Airlines were forced to cancel more than 650 flights at the Fort Lauderdale airport on Thursday, according to FlightAware.com.
On Fort Lauderdale Beach, the three-day Tortuga Music Festival kicks off Friday afternoon, headlined by Eric Church, Kenny Chesney, Jake Owen and Shania Twain. The “rain or shine” event left many ticketholders out of luck once the airport closed.

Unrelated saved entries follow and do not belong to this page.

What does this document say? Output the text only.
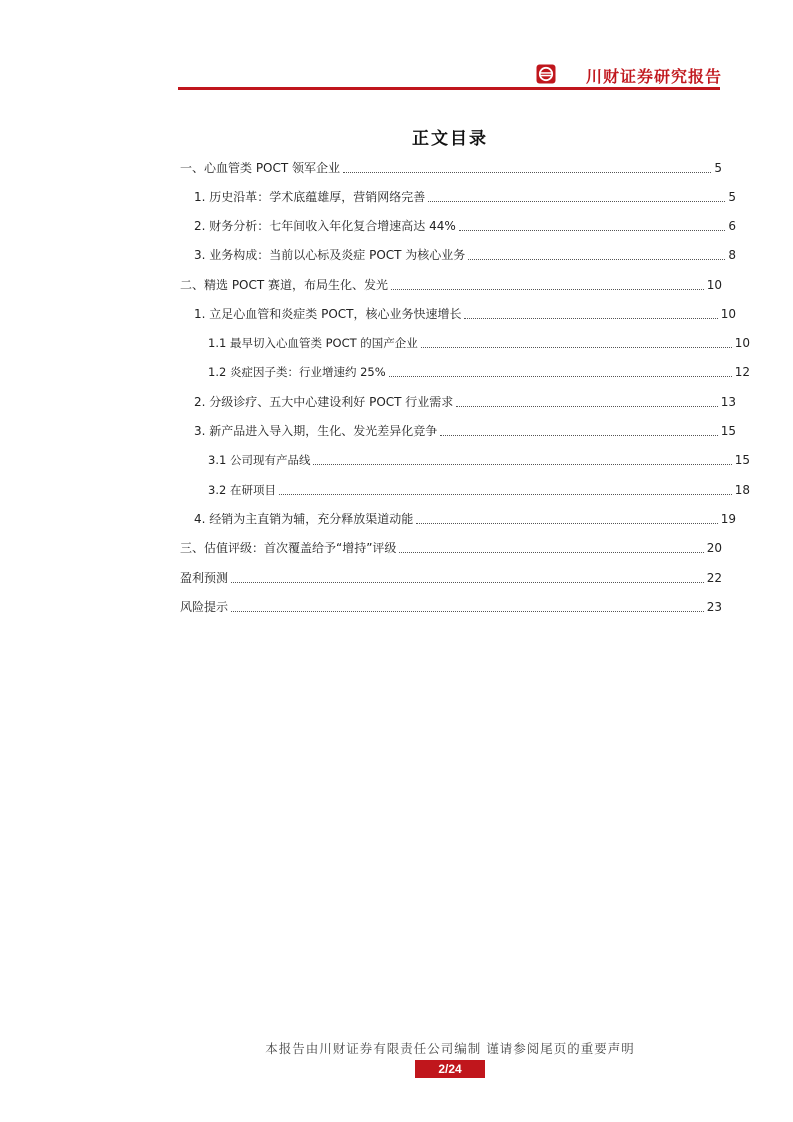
川财证券研究报告
正文目录
一、心血管类 POCT 领军企业	5
1. 历史沿革：学术底蕴雄厚，营销网络完善	5
2. 财务分析：七年间收入年化复合增速高达 44%	6
3. 业务构成：当前以心标及炎症 POCT 为核心业务	8
二、精选 POCT 赛道，布局生化、发光	10
1. 立足心血管和炎症类 POCT，核心业务快速增长	10
1.1 最早切入心血管类 POCT 的国产企业	10
1.2 炎症因子类：行业增速约 25%	12
2. 分级诊疗、五大中心建设利好 POCT 行业需求	13
3. 新产品进入导入期，生化、发光差异化竞争	15
3.1 公司现有产品线	15
3.2 在研项目	18
4. 经销为主直销为辅，充分释放渠道动能	19
三、估值评级：首次覆盖给予“增持”评级	20
盈利预测	22
风险提示	23
本报告由川财证券有限责任公司编制 谨请参阅尾页的重要声明
2/24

Amber Borkoski of Baltimore, Maryland, purchased festival tickets six months ago and had planned to travel to Fort Lauderdale to celebrate her friend’s birthday. But Southwest canceled her Thursday night flight from Baltimore to Fort Lauderdale, and festival officials told her that no refunds were available.
Borkoski said she understands that some things, such as weather events, are beyond the festival organizers’ control, but added, “It’s hard to swallow also losing money.”
Broward County Public Schools, the sixth-largest school district in the nation with more than 256,000 students, canceled classes Thursday and Friday after water inundated halls and classrooms in some schools.
Shawn Bhatti, a meteorologist with the National Weather Service in Miami, said the region received “an unprecedented amount” of rain. The weather service was still confirming totals, but some gauges showed up to 25 inches (63.5 centimeters) of rainfall.
“For context, within a six-hour period, the amount that fell is about a 1 in 1,000 chance of happening within a given year,” Bhatti said. “So it’s a very historical type of event.”